Mardi,Zouj Bghal s’est entrouverte. Le temps d’un transfert discret, 22 ressortissants marocains détenus en Algérie ont franchi la frontière dans le sens du retour, sans qu’aucune des deux capitales ne communique officiellement sur l’opération.
Le passage s’est effectué via le poste Colonel Lotfi–Zouj Bghal, unique point de contact terrestre encore opérationnel entre les deux pays rapporte Lesiteinfo. Parmi les 22 personnes remises aux autorités marocaines figuraient deux femmes. Leurs villes d’origine s’étendent d’Oujda à Tanger, de Fès à Nador — un profil géographique qui reflète l’ampleur nationale du phénomène.
L’Association marocaine d’aide aux migrants en situation difficile (AMSV) a confirmé l’opération. Elle suit actuellement plus de 500 dossiers ouverts, dont une centaine impliquent des personnes en attente de procédures d’expulsion. Chaque semaine apporte de nouveaux cas. Certains ressortissants marocains condamnés en première instance en Algérie écopent de peines dépassant dix ans de prison.
Une frontière fermée depuis 1994
Fermée depuis août 1994 après un attentat à Marrakech attribué par Alger à des agents marocains — ce que Rabat a toujours nié —, la frontière terrestre algéro-marocaine n’a jamais rouvert malgré plusieurs tentatives de rapprochement diplomatique. Trente ans de fermeture, des milliers de familles séparées, et un commerce transfrontalier réduit à la contrebande.

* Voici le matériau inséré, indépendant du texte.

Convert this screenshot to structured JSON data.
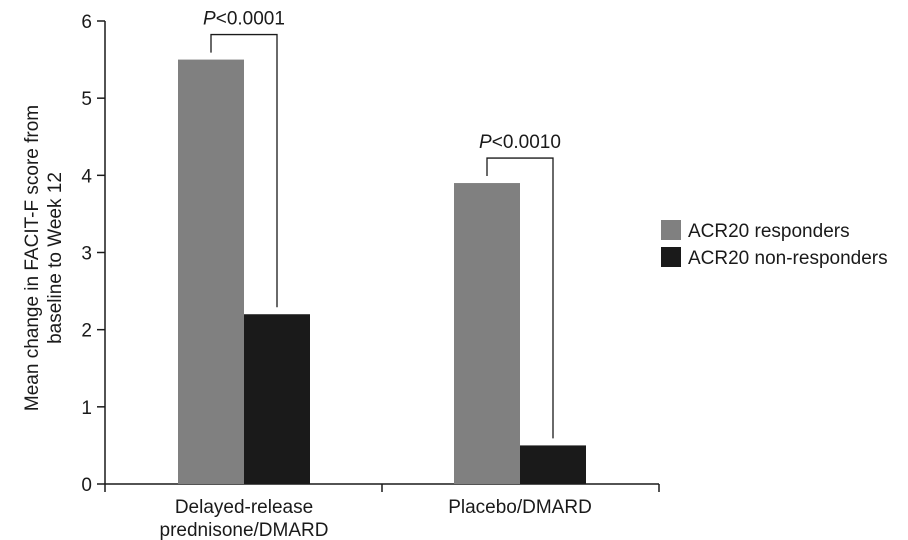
{
  "chart_data": {
    "type": "bar",
    "title": "",
    "xlabel": "",
    "ylabel": [
      "Mean change in FACIT-F score from",
      "baseline to Week 12"
    ],
    "ylim": [
      0,
      6
    ],
    "yticks": [
      "0",
      "1",
      "2",
      "3",
      "4",
      "5",
      "6"
    ],
    "categories": [
      [
        "Delayed-release",
        "prednisone/DMARD"
      ],
      [
        "Placebo/DMARD"
      ]
    ],
    "series": [
      {
        "name": "ACR20 responders",
        "color": "#808080",
        "values": [
          5.5,
          3.9
        ]
      },
      {
        "name": "ACR20 non-responders",
        "color": "#1a1a1a",
        "values": [
          2.2,
          0.5
        ]
      }
    ],
    "annotations": [
      {
        "category_index": 0,
        "p_label": "P",
        "p_value": "<0.0001"
      },
      {
        "category_index": 1,
        "p_label": "P",
        "p_value": "<0.0010"
      }
    ],
    "legend_position": "right",
    "grid": false
  }
}
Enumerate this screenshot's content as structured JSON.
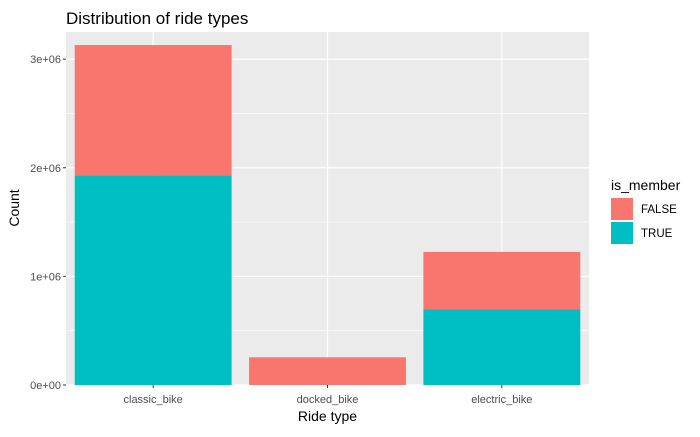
{
  "chart_data": {
    "type": "bar",
    "stacked": true,
    "title": "Distribution of ride types",
    "xlabel": "Ride type",
    "ylabel": "Count",
    "categories": [
      "classic_bike",
      "docked_bike",
      "electric_bike"
    ],
    "series": [
      {
        "name": "FALSE",
        "color": "#F8766D",
        "values": [
          1200000,
          255000,
          530000
        ]
      },
      {
        "name": "TRUE",
        "color": "#00BFC4",
        "values": [
          1930000,
          0,
          695000
        ]
      }
    ],
    "ylim": [
      0,
      3250000
    ],
    "yticks": [
      0,
      1000000,
      2000000,
      3000000
    ],
    "ytick_labels": [
      "0e+00",
      "1e+06",
      "2e+06",
      "3e+06"
    ],
    "legend": {
      "title": "is_member",
      "position": "right",
      "items": [
        "FALSE",
        "TRUE"
      ]
    },
    "grid": true,
    "panel_background": "#EBEBEB",
    "gridline_color": "#FFFFFF"
  }
}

Les deux pays n’entretiennent plus de relations diplomatiques depuis septembre 2021, date à laquelle Alger a rompu unilatéralement les liens avec Rabat, invoquant des « actes hostiles » non précisés. Depuis, Zouj Bghal ne s’ouvre qu’à intervalles irréguliers, pour des opérations de ce type. L’année dernière le roi du Maroc, Mohamed VI , a une nouvelle fois tendu la main à l’Algérie.
«Notre attachement inébranlable à la politique de la main tendue en direction de Nos Frères en Algérie procède de l’intime conviction que Nous portons en Nous, quant à l’unité de nos peuples et à notre capacité commune à dépasser cette situation regrettable. », avait affirmé le roi du Maroc dans un discours en Juillet 2025 pour la f6ete du trône.
Un dossier loin d’être soldé
Ce transfert constitue le deuxième du genre depuis le début de l’année. Le 16 décembre 2025, seize personnes avaient déjà emprunté ce même couloir dans les mêmes conditions.
La cadence reste insuffisante au regard du volume des dossiers en attente. L’AMSV reçoit de nouveaux signalements presque quotidiennement. Le sort des détenus condamnés à de lourdes peines, lui, relève d’un autre calendrier — celui des tribunaux algériens, sur lequel Rabat ne dispose d’aucun levier direct.